BC Libraries' DSG News & Announcements
Spring 2024, Issue 2 View online
News & Events
Graduate Digital Humanities Capstone Presentations

On May 8th, students in the graduate Digital Humanities Capstone course will present their semester projects. Their work covers a range of topics and employs numerous methodologies, including text analysis, mapping, data visualization, text encoding, and digital exhibits. Please join us on Zoom to learn more about what they have been up to and some of the many different forms Digital Humanities projects can take.

When: May 8 at 3:00 pm / Where: On Zoom

Digital Humanists in the Making

A great group of BC humanities students have begun working on the Catholic Almanacs project. Ashlyn Stewart is leading them through the process of extracting data through transcription and encoding for what will become a searchable database.

Ashlyn and humanities students meet to collaborate on the Catholic Almanacs project.

Greater Boston Digital Research and Pedagogy Symposium Presentation

Antonio LoPiono and Ashlyn presented at the Greater Boston Digital Research and Pedagogy Symposium on April 12. They spoke about their geospatial mapping instruction for BC undergraduates in the Humanities. The Symposium is an annual city-wide gathering of students, scholars, and practitioners working at the intersection of technology and the humanities.


This semester, the DSG has been busy providing instruction for a range of disciplines, including Classics, English, History, African and African Diaspora Studies, Environmental Studies, and International Studies. One highlight is Lester Carver and Ashlyn Stewart’s instruction for Professor Shannon Jacob’s Music & Social Justice course (AADS 2204). Together, Lester and Ashlyn helped Professor Jacob redesign her midterm and final to be digital projects instead of traditional papers. For the midterm, students worked in groups to “close-read” and annotate songs using the VideoAnt tool. For the final assignment, students will create story maps using KnightLab StoryMaps to explore the music created in conflict zones.
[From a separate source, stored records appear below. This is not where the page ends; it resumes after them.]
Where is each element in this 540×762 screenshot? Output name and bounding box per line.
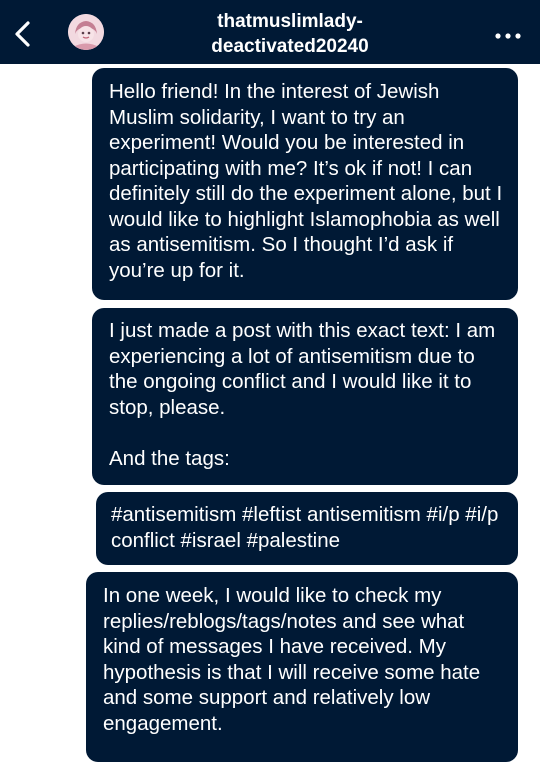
message-bubble[interactable]: I just made a post with this exact text:… xyxy=(92,308,518,485)
chevron-left-icon xyxy=(15,21,30,47)
avatar[interactable] xyxy=(68,14,104,50)
message-bubble[interactable]: #antisemitism #leftist antisemitism #i/p… xyxy=(96,492,518,565)
more-options-button[interactable] xyxy=(494,28,522,39)
message-bubble[interactable]: In one week, I would like to check my re… xyxy=(86,572,518,762)
conversation-header: thatmuslimlady-deactivated20240 xyxy=(0,0,540,64)
more-horizontal-icon xyxy=(495,33,521,39)
back-button[interactable] xyxy=(8,14,42,54)
conversation-username[interactable]: thatmuslimlady-deactivated20240 xyxy=(160,9,420,59)
message-bubble[interactable]: Hello friend! In the interest of Jewish … xyxy=(92,68,518,300)
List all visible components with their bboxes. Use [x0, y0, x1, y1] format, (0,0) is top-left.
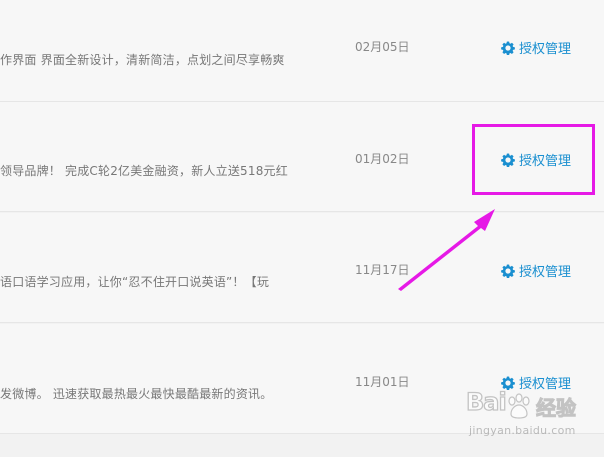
manage-authorization-link[interactable]: 授权管理 — [501, 373, 571, 392]
auth-date: 11月17日 — [355, 263, 410, 277]
manage-authorization-label: 授权管理 — [519, 265, 572, 280]
app-description: 作界面 界面全新设计，清新简洁，点划之间尽享畅爽 — [0, 53, 285, 67]
manage-authorization-label: 授权管理 — [519, 377, 572, 392]
list-item: 领导品牌！ 完成C轮2亿美金融资，新人立送518元红 01月02日 授权管理 — [0, 102, 604, 212]
manage-authorization-label: 授权管理 — [519, 154, 572, 169]
gear-icon — [501, 375, 515, 390]
manage-authorization-link[interactable]: 授权管理 — [501, 261, 571, 280]
gear-icon — [501, 263, 515, 278]
manage-authorization-label: 授权管理 — [519, 42, 572, 57]
auth-date: 02月05日 — [355, 40, 410, 54]
gear-icon — [501, 40, 515, 55]
authorized-apps-list: 作界面 界面全新设计，清新简洁，点划之间尽享畅爽 02月05日 授权管理 领导品… — [0, 0, 604, 457]
app-description: 领导品牌！ 完成C轮2亿美金融资，新人立送518元红 — [0, 164, 288, 178]
manage-authorization-link[interactable]: 授权管理 — [501, 38, 571, 57]
list-item: 语口语学习应用，让你“忍不住开口说英语”！【玩 11月17日 授权管理 — [0, 213, 604, 323]
manage-authorization-link[interactable]: 授权管理 — [501, 150, 571, 169]
auth-date: 01月02日 — [355, 152, 410, 166]
gear-icon — [501, 152, 515, 167]
app-description: 发微博。 迅速获取最热最火最快最酷最新的资讯。 — [0, 387, 273, 401]
list-item: 发微博。 迅速获取最热最火最快最酷最新的资讯。 11月01日 授权管理 — [0, 324, 604, 434]
list-item: 作界面 界面全新设计，清新简洁，点划之间尽享畅爽 02月05日 授权管理 — [0, 0, 604, 102]
auth-date: 11月01日 — [355, 375, 410, 389]
app-description: 语口语学习应用，让你“忍不住开口说英语”！【玩 — [0, 275, 270, 289]
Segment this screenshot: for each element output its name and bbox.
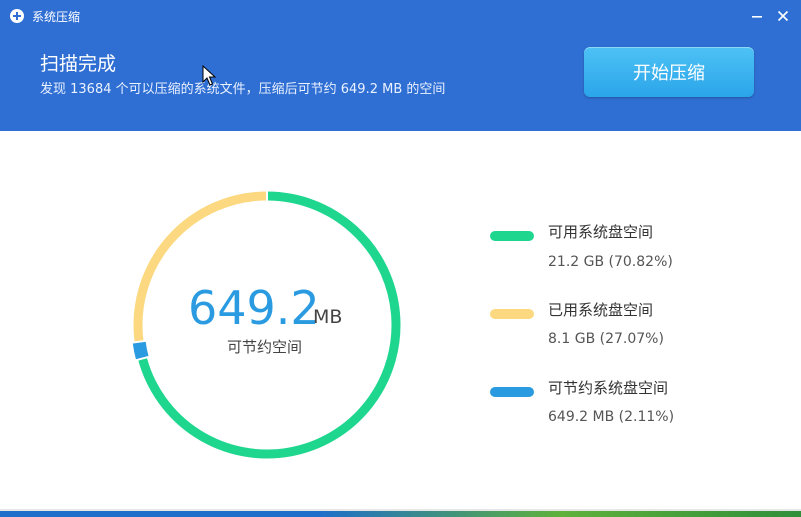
minimize-icon[interactable] xyxy=(749,8,765,24)
legend-label-savable: 可节约系统盘空间 xyxy=(548,379,669,397)
donut-segment-savable xyxy=(132,340,149,361)
savable-value: 649.2 xyxy=(188,281,320,335)
legend-label-used: 已用系统盘空间 xyxy=(548,301,654,319)
header-panel: 系统压缩 扫描完成 发现 13684 个可以压缩的系统文件，压缩后可节约 649… xyxy=(0,0,801,131)
legend-value-free: 21.2 GB (70.82%) xyxy=(548,254,673,270)
taskbar-strip xyxy=(0,511,801,517)
mouse-cursor-icon xyxy=(202,65,216,86)
legend-swatch-savable xyxy=(490,387,534,397)
title-bar: 系统压缩 xyxy=(0,0,801,34)
legend-label-free: 可用系统盘空间 xyxy=(548,223,654,241)
compress-window: 系统压缩 扫描完成 发现 13684 个可以压缩的系统文件，压缩后可节约 649… xyxy=(0,0,801,517)
start-compress-button[interactable]: 开始压缩 xyxy=(584,47,754,97)
legend-value-used: 8.1 GB (27.07%) xyxy=(548,331,664,347)
savable-caption: 可节约空间 xyxy=(227,338,303,356)
savable-unit: MB xyxy=(313,306,343,328)
legend-value-savable: 649.2 MB (2.11%) xyxy=(548,409,675,425)
window-title: 系统压缩 xyxy=(32,10,81,24)
compress-app-icon xyxy=(10,9,24,23)
legend-swatch-used xyxy=(490,309,534,319)
scan-summary-text: 发现 13684 个可以压缩的系统文件，压缩后可节约 649.2 MB 的空间 xyxy=(40,82,446,97)
close-icon[interactable] xyxy=(775,8,791,24)
scan-status-title: 扫描完成 xyxy=(40,53,117,75)
legend-swatch-free xyxy=(490,231,534,241)
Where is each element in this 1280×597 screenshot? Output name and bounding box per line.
Another highlight is the Graduate DH Capstone course (ENGL8275/HIST8275), which the entire DSG has contributed to teaching. For the first five weeks, students completed a series of exercises to learn new DS concepts and prepare to create their projects. We have enjoyed watching their ideas take shape and look forward to their presentations, where they get to show their work and talk about their process.

Digital Projects

This semester, we have continued to work on major research projects, including the Triennial Catalogs database, which we are working on in collaboration with Christiano Casalini and Alessandro Corsi of the Institute of Advanced Jesuit Studies. As part of the project, Dave Thomas is helping the IAJS build an advanced web app to facilitate a global network of collaborators entering complex data and visualizing the results immediately. Eventually, users will be able to explore the many diverse communities of Jesuit priests over time.

Julia Garcia, a biology student in her junior year, uses an IR scanner to create a 3D model of a bird.

We are also working with Professor Jeff DaCosta (Biology) to produce a collection of 3D models of birds native to Massachusetts for use in an online repository that will enable students to study them outside of lab contexts. For the project's current phase, undergraduate research assistant Julia Garcia scans specimens using an IR scanner and uploads the resulting models to Sketchfab. 

Finally, our Catholic Almanacs project has begun its pilot phase. For the pilot, we are extracting data from an 1870 Catholic almanac. After we complete these 250 pages, we will extract data from several other almanacs and create a database to search and visualize the data year over year. 

Blog Posts

Learn more about digital scholarship and what we are up to from our blog posts. Topics range from birds to our passion for data.

Featured Resources
EinScan H2 3D Handheld Scanner

This newly acquired handheld scanner uses infrared light and sensors to map an object’s surface geometry in real time while simultaneously capturing texture data using an RGB sensor. The scanner's handheld nature and fast processing times make it user-friendly and efficient. Beginners can get up to speed quickly and produce complete models within a couple of hours.

Media Production Equipment

While media production isn't Digital Scholarship, we understandably get questions about it. So, we’d like to highlight the O’Neill Library's recent acquisition of cameras (including two Canon DSLRs) and other recording equipment. It’s also helpful to know that O’Neill has a Zoom H4n Pro hand recorder, ideal for oral histories and audio interviews. You can check out the equipment at the 3rd-floor Access Services desk. (See what other technologies are available for loan on the Libraries' website.)